A lot of people who are in their 30’s have seen a lot of these acts in their prime and could care less. When we get older, we have other obligations, and to the 30-something New York rap fan who has been over-exposed to hip-hop for the last 20-some odd years, and had the opportunity to see some of these acts? I think it’s not a priority. And a lot of these acts you see in the street, you see them around, so it’s not much of an event. My favourite acts, I would never be able to book them at all, because nobody would come to see them! A lot of the times I’m forced to books stuff just because they can sell tickets. A lotta times when I book the older act that I like and they don’t do the business, and that’s why I have to pair them with a newer act. That’s why if you come to my show you may see Redman but you may also see Action Bronson. That’s alway been the formula for my shows – the old and then new. What’s next, what’s now, what was.

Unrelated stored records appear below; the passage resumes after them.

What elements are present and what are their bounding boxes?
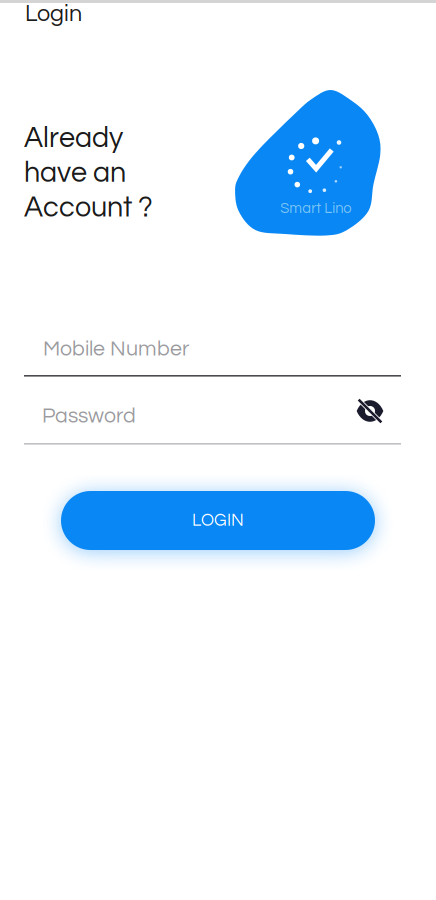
- staticText: Login: [25, 2, 82, 26]
- button[interactable]: Password: [24, 402, 401, 446]
- staticText: LOGIN: [192, 512, 244, 530]
- staticText: have an: [24, 158, 126, 188]
- staticText: Password: [42, 405, 136, 427]
- staticText: Already: [24, 124, 123, 153]
- button[interactable]: Login: [25, 1, 145, 27]
- staticText: Account ?: [24, 193, 153, 222]
- button[interactable]: Show password: [348, 393, 392, 429]
- staticText: Smart Lino: [280, 201, 351, 216]
- button[interactable]: LOGIN: [61, 491, 375, 550]
- staticText: Mobile Number: [43, 338, 189, 360]
- button[interactable]: Mobile Number: [24, 335, 401, 379]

In New York, that’s the only way to get people out of their house.
What were some of the first clubs you used to see shows at?

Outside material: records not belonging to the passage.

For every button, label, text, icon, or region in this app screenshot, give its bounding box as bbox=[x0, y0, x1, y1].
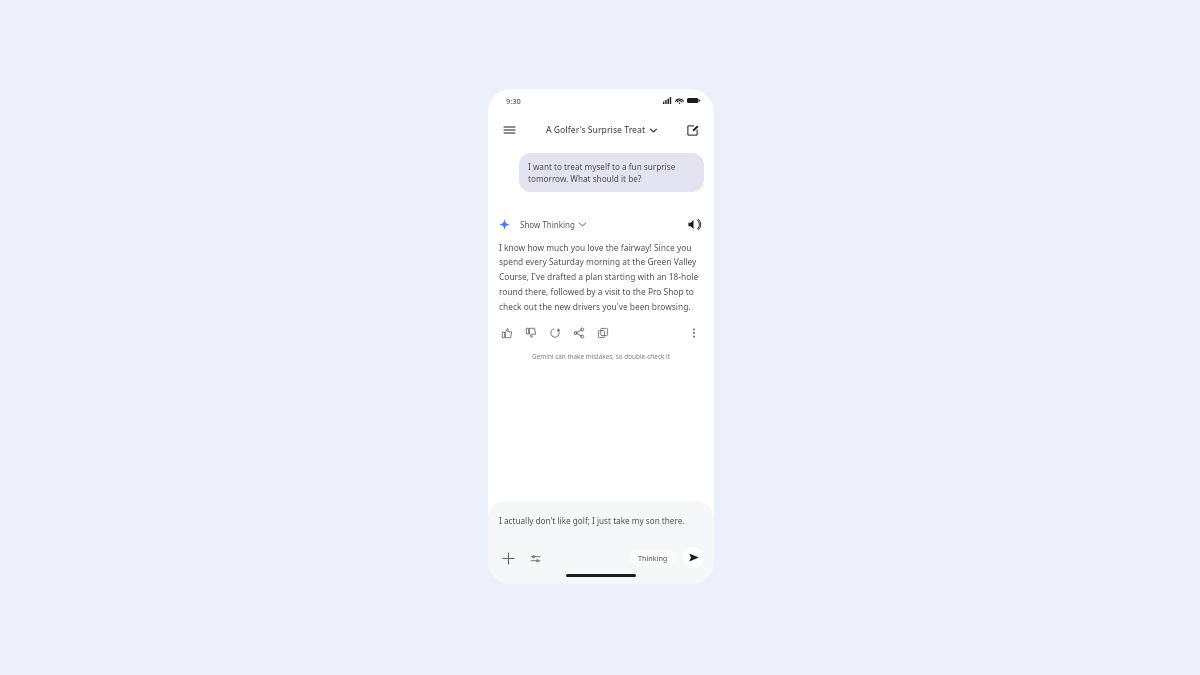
button[interactable]: New chat bbox=[681, 119, 703, 141]
button[interactable]: Thinking bbox=[629, 549, 677, 566]
staticText: 9:30 bbox=[506, 96, 521, 106]
button[interactable]: Show Thinking bbox=[517, 216, 589, 233]
staticText: I know how much you love the fairway! Si… bbox=[499, 242, 702, 313]
button[interactable]: Regenerate bbox=[547, 325, 563, 341]
button[interactable]: More options bbox=[686, 325, 702, 341]
button[interactable]: I want to treat myself to a fun surprise… bbox=[519, 153, 704, 192]
staticText: A Golfer's Surprise Treat bbox=[546, 124, 646, 136]
button[interactable]: A Golfer's Surprise Treat bbox=[542, 121, 661, 139]
button[interactable]: Tools bbox=[525, 548, 545, 568]
button[interactable]: Dislike bbox=[523, 325, 539, 341]
button[interactable]: Share bbox=[571, 325, 587, 341]
button[interactable]: Send bbox=[683, 547, 704, 568]
button[interactable]: Add attachment bbox=[498, 548, 518, 568]
staticText: Thinking bbox=[638, 553, 668, 563]
staticText: I want to treat myself to a fun surprise… bbox=[528, 161, 695, 184]
staticText: Show Thinking bbox=[520, 219, 575, 230]
button[interactable]: Read aloud bbox=[684, 215, 702, 233]
button[interactable]: Copy bbox=[595, 325, 611, 341]
staticText: Gemini can make mistakes, so double-chec… bbox=[488, 352, 714, 361]
button[interactable]: Like bbox=[499, 325, 515, 341]
button[interactable]: Menu bbox=[498, 119, 520, 141]
button[interactable]: I actually don't like golf; I just take … bbox=[499, 515, 685, 526]
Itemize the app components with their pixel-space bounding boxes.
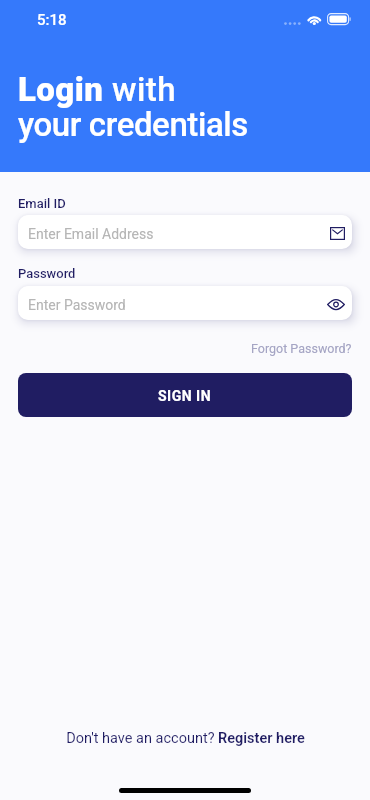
staticText: SIGN IN xyxy=(158,388,212,404)
staticText: your credentials xyxy=(18,105,248,144)
staticText: Enter Password xyxy=(28,297,126,313)
staticText: 5:18 xyxy=(37,11,67,29)
staticText: Don't have an account? Register here xyxy=(66,730,305,747)
staticText: Enter Email Address xyxy=(28,226,154,242)
button[interactable]: Enter Password xyxy=(18,286,352,320)
staticText: Forgot Password? xyxy=(251,341,352,356)
staticText: Password xyxy=(18,266,76,281)
button[interactable]: Enter Email Address xyxy=(18,215,352,249)
other: Show password xyxy=(327,299,345,310)
button[interactable]: Don't have an account? Register here xyxy=(0,730,370,747)
staticText: Email ID xyxy=(18,196,66,211)
other: Email xyxy=(330,227,345,240)
staticText: Login with xyxy=(18,70,177,109)
button[interactable]: SIGN IN xyxy=(18,373,352,417)
button[interactable]: Forgot Password? xyxy=(251,341,352,356)
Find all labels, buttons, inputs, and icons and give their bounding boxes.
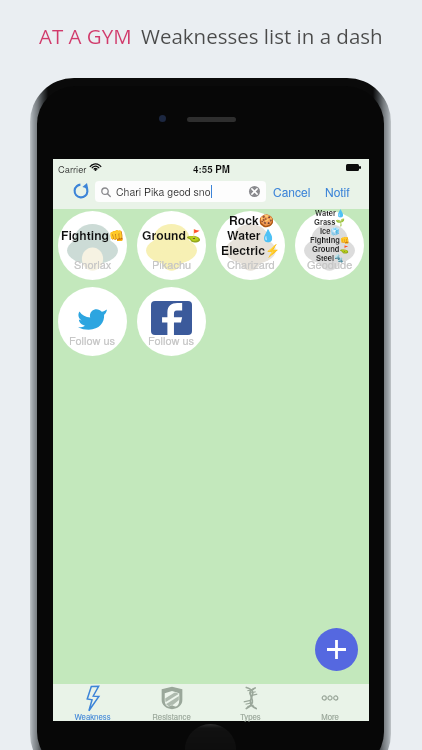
staticText: More: [321, 711, 339, 722]
staticText: Weakness: [74, 711, 111, 722]
staticText: Steel🔩: [316, 252, 344, 263]
staticText: Weaknesses list in a dash: [141, 22, 383, 50]
button[interactable]: Fighting👊: [58, 211, 127, 280]
staticText: Ground⛳: [312, 243, 349, 254]
staticText: Resistance: [152, 711, 191, 722]
staticText: AT A GYM: [39, 22, 132, 50]
staticText: Geodude: [307, 256, 353, 272]
button[interactable]: Cancel: [273, 181, 311, 202]
staticText: Charizard: [227, 256, 275, 272]
button[interactable]: Refresh: [69, 179, 93, 203]
staticText: Follow us: [69, 332, 116, 348]
button[interactable]: Add: [315, 628, 358, 671]
button[interactable]: Notif: [325, 181, 350, 202]
staticText: Carrier: [58, 162, 87, 175]
button[interactable]: Chari Pika geod sno: [95, 181, 266, 202]
button[interactable]: Types: [211, 684, 290, 721]
staticText: Ice🧊: [320, 225, 341, 236]
staticText: Notif: [325, 183, 350, 200]
button[interactable]: More: [290, 684, 369, 721]
staticText: Fighting👊: [310, 234, 350, 245]
button[interactable]: Follow us on Facebook: [137, 287, 206, 356]
staticText: Water💧: [227, 226, 276, 243]
staticText: Follow us: [148, 332, 195, 348]
staticText: Cancel: [273, 183, 311, 200]
button[interactable]: Ground⛳: [137, 211, 206, 280]
staticText: Rock🍪: [229, 211, 274, 228]
staticText: Snorlax: [74, 256, 112, 272]
staticText: Types: [240, 711, 261, 722]
staticText: Pikachu: [152, 256, 192, 272]
staticText: Electric⚡: [221, 241, 281, 258]
staticText: Fighting👊: [61, 226, 125, 243]
staticText: 4:55 PM: [193, 162, 231, 176]
button[interactable]: Water💧: [295, 211, 364, 280]
button[interactable]: Resistance: [132, 684, 211, 721]
staticText: Chari Pika geod sno: [116, 184, 211, 199]
button[interactable]: Follow us on Twitter: [58, 287, 127, 356]
button[interactable]: Weakness: [53, 684, 132, 721]
staticText: Ground⛳: [142, 226, 202, 243]
staticText: Water💧: [315, 207, 346, 218]
staticText: Grass🌱: [314, 216, 346, 227]
button[interactable]: Rock🍪: [216, 211, 285, 280]
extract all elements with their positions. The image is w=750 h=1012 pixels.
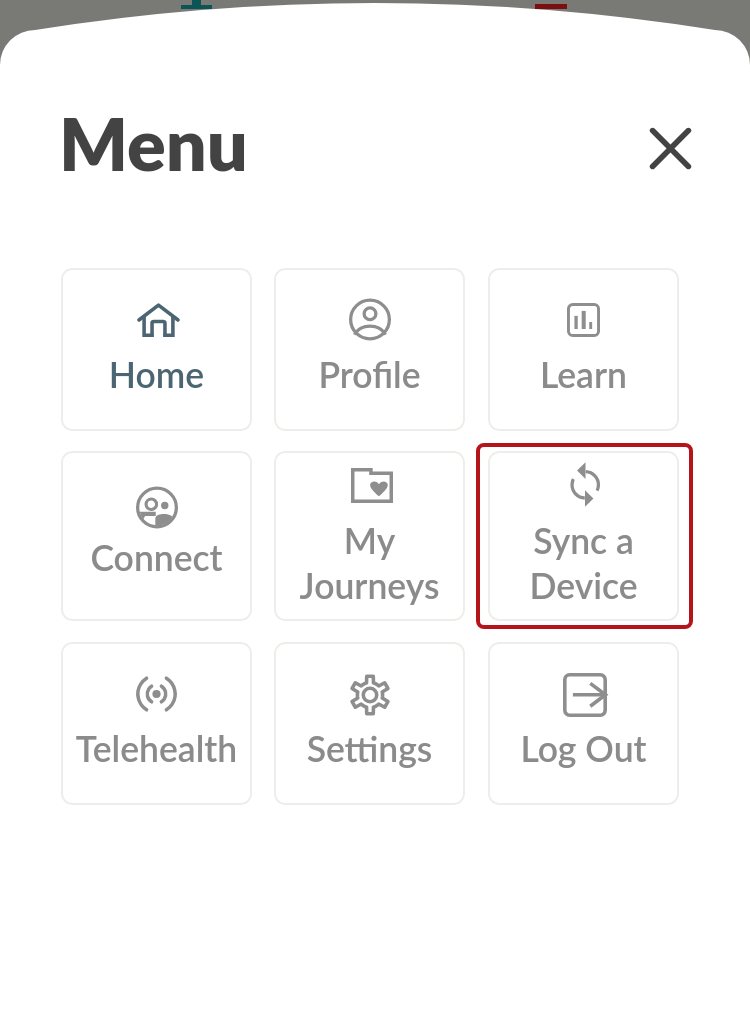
staticText: Telehealth	[61, 727, 252, 770]
button[interactable]: Profile	[274, 268, 465, 431]
button[interactable]: Sync a Device	[488, 451, 679, 621]
staticText: Log Out	[488, 727, 679, 770]
staticText: Settings	[274, 727, 465, 770]
button[interactable]: Learn	[488, 268, 679, 431]
staticText: Connect	[61, 536, 252, 579]
staticText: Learn	[488, 353, 679, 396]
button[interactable]: Log Out	[488, 642, 679, 805]
button[interactable]: My Journeys	[274, 451, 465, 621]
staticText: Sync a Device	[488, 519, 679, 607]
button[interactable]: Settings	[274, 642, 465, 805]
staticText: Menu	[59, 100, 248, 172]
staticText: Profile	[274, 353, 465, 396]
button[interactable]: Close menu	[639, 117, 701, 179]
staticText: Home	[61, 353, 252, 396]
button[interactable]: Telehealth	[61, 642, 252, 805]
button[interactable]: Home	[61, 268, 252, 431]
staticText: My Journeys	[274, 519, 465, 607]
button[interactable]: Connect	[61, 451, 252, 621]
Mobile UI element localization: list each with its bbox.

My earliest clubs were Homebase, the Tunnel, The Shelter. I was big into the dance scene. People hate the hip-house era – I actually liked the hip-house era! I’m sure that era brought us some horrible records and forced us to listen to a lot of our favourite artists over Todd Terry beats, but I came from that era.
What part of Queens are you from?
Ozone Park. The only rappers that came from our neighborhood were the Young Black Teenagers! Those were the first rappers I ever saw. They had a record deal, they came through the park, they had varsity jackets on, they had gold on…to me, that was like seeing LL Cool J! Here I am, a big Run-DMC fan and LL Cool J and Public Enemy, and now our neighbourhood has a rap group that actually kinda made it, that’s on MTV. To me, that was huge. That’s the first time I’d even saw hip-hop. I come from a middle-class Italian-American neighbourhood, and we all tried to dress like we were down with hip-hop – but we didn’t even know any Black people! And now you have Young Black Teenagers calling themselves Black but they’re white! Very confusing to me!

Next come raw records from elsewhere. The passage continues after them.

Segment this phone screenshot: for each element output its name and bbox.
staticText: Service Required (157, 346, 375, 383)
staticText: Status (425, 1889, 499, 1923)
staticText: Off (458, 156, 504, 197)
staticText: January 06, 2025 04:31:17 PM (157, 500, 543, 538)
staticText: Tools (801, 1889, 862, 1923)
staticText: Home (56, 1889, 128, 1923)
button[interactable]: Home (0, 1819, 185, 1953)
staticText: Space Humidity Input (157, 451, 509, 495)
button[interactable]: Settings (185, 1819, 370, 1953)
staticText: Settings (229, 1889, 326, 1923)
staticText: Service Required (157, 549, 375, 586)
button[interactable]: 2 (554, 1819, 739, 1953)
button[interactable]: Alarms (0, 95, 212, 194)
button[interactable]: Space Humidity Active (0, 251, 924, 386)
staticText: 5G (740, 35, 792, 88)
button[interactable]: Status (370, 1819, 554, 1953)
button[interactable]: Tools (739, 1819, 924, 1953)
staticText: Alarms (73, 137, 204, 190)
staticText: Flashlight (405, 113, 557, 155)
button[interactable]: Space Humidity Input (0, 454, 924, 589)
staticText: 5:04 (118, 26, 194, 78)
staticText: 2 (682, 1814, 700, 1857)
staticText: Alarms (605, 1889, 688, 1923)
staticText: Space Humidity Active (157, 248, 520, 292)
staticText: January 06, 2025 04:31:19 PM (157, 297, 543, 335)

What’s the wildest thing that’s happened at a show you’ve put on?
There was an artist, who I will not name, who asked me to shut the bar down at the show because of his religious beliefs. He left the venue for two hours, and he refused to perform until his manager got him back to the venue. He wouldn’t perform, he said, ‘Nah, I’m a Muslim. I can’t perform if the bar’s open.’ There’s personal moments, like watching Eminem in the basement of Tramps, rhyming to himself with his Walkman on, facing the wall, practicing his lyrics. To see how dedicated Marshall was, I have respect for him forever. Funny enough, fifteen years later I booked Peter Gunz son, Corey, and backstage at the show Corey had his iPod on and he;s going over his lyrics before he hit the stage, and that brought back memories of Eminem.
The wildest moment that I ever had was when I booked Kool G Rap for a show at venue in New York that I didn’t do much business with, but I was loosely affiliated with. I booked the show with Kool G Rap, Ghostface and Cannibal Ox, and the show didn’t do well at all. The promoter and the venue owner refused to pay Kool G Rap his money, so at the end of the night we’re sitting at this table and I’m fighting, ‘Yo, you have to pay him! He came here, he did his show, he killed it. you have to pay him!’ That night, the guy went upstairs, he went to the vault and he gave G Rap his money, and I never walked into that venue again – ever! They gave Ghostface his money ‘cos they knew they would have to do business with Ghostface again, but G Rap’s star wasn’t shining as bright as Ghostface, so they thought they could get away with shorting him, and that offended me, ‘cos G Rap is my favourite rapper. He’s one of the first to rap about Italian mobsters who came from my neighbourhood – so it’s personal to me! Fighting for him to get his money was the highlight of my career – and a very awkward moment!